Biarro H: Every day was a challenge for me. My employer set-up my virtual systems for me but trying to manage my migraines and fatigue was so debilitating that I couldn’t even sit up at my desk at home for more than an hour at a time. I had trouble lifting things, walking up and down the stairs of our apartment building, I didn’t even have energy to cook or clean very much. Everything became difficult and it was really disheartening to not even be able to do things that I was able to do just prior to contracting the coronavirus. 

AFRO: When you tested negative did you feel better? 

Biarro H: I didn’t test negative, as it was advised for me not to retest for the first 90-days as the remnants could cause me to test positive. After that point, the continuation of symptoms rendered me uncomfortable retaking the test again. 

AFRO: Have symptoms lingered and, if so, how?

Biarro H: Yes, I was officially diagnosed with Long-Hauler COVID-19 syndrome in February. This was due to my continuation of symptoms that have not improved since contracting the virus. I also developed lung and heart complications due to this and I am undergoing further evaluation and treatment for these issues. 

AFRO: Have you been treated or received any advice or found ways of treating lingering symptoms? 

Biarro H.: I’ve seen so many doctors in the past few months that sometimes it feels emotionally overwhelming. Many of the Doctors have no answers for me. So, I have sought out articles and support from groups that center around those with this “long-hauler” condition. It brings me a bit of peace knowing that I’m not crazy and I’m not alone in this. There are many others who are experiencing this from so many different backgrounds and age groups. I have also adopted some healthier life choices from friends and family to manage my symptoms and I’m thankful to my parents, grandmother and aunt for being so supportive during this time. They purchased and shipped me many things to help me care for myself. 

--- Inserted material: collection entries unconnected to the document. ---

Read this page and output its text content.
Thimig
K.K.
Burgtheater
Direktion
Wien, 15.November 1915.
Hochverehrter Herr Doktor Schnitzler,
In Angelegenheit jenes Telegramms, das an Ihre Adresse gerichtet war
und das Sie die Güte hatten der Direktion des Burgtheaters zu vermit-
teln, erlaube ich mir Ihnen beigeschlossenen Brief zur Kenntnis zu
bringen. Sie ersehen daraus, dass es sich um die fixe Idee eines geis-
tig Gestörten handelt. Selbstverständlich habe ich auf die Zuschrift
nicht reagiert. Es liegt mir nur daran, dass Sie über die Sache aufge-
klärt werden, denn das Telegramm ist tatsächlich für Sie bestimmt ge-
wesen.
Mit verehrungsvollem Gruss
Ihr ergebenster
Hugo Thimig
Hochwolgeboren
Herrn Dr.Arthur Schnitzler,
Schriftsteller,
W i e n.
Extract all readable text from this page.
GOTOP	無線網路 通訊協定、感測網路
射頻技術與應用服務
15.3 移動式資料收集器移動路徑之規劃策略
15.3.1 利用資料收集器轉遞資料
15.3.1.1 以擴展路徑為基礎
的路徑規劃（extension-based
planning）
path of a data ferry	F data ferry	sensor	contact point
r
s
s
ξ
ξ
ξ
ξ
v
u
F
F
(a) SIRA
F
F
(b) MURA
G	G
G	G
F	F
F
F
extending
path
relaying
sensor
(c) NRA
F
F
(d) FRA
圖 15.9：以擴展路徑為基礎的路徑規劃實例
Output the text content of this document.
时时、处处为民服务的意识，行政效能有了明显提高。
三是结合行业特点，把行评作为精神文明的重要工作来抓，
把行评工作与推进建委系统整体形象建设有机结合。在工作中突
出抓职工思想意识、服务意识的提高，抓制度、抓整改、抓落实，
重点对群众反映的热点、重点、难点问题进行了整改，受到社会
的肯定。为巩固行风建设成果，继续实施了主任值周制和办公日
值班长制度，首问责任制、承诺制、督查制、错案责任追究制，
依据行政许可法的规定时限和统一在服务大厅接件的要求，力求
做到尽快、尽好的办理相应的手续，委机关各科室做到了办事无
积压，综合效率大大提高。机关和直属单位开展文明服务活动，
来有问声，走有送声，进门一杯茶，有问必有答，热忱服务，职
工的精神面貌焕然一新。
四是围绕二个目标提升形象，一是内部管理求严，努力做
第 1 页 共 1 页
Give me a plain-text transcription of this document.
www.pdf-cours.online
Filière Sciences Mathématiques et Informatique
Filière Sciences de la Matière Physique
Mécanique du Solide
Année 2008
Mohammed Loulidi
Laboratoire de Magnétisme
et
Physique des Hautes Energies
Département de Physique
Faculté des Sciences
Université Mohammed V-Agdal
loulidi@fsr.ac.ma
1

AFRO: Do the lingering symptoms affect your daily life to this day?

Biarro: Yes, they do. There are some moments where the pain isn’t as bad as it could be, and then it returns. So, I use a cane to walk as needed (I’m only 29), and I use other assistive devices, and the support of my partner to carry heavier items and order groceries when I can’t make it to the store. I have also since gone on an official medical/disability leave from work. 

AFRO: Is there anything else you’d like people to know?

Biarro: I want other people to know that your health is the greatest priority in life. If you’re experiencing these COVID-19 long-hauler symptoms, you’re not alone. I really encourage those who are suffering from these debilitating symptoms to also make sure they have emotional support as some days can be really challenging. I’m confident that one day, we will have more answers on how we can get back to living and feeling normal again.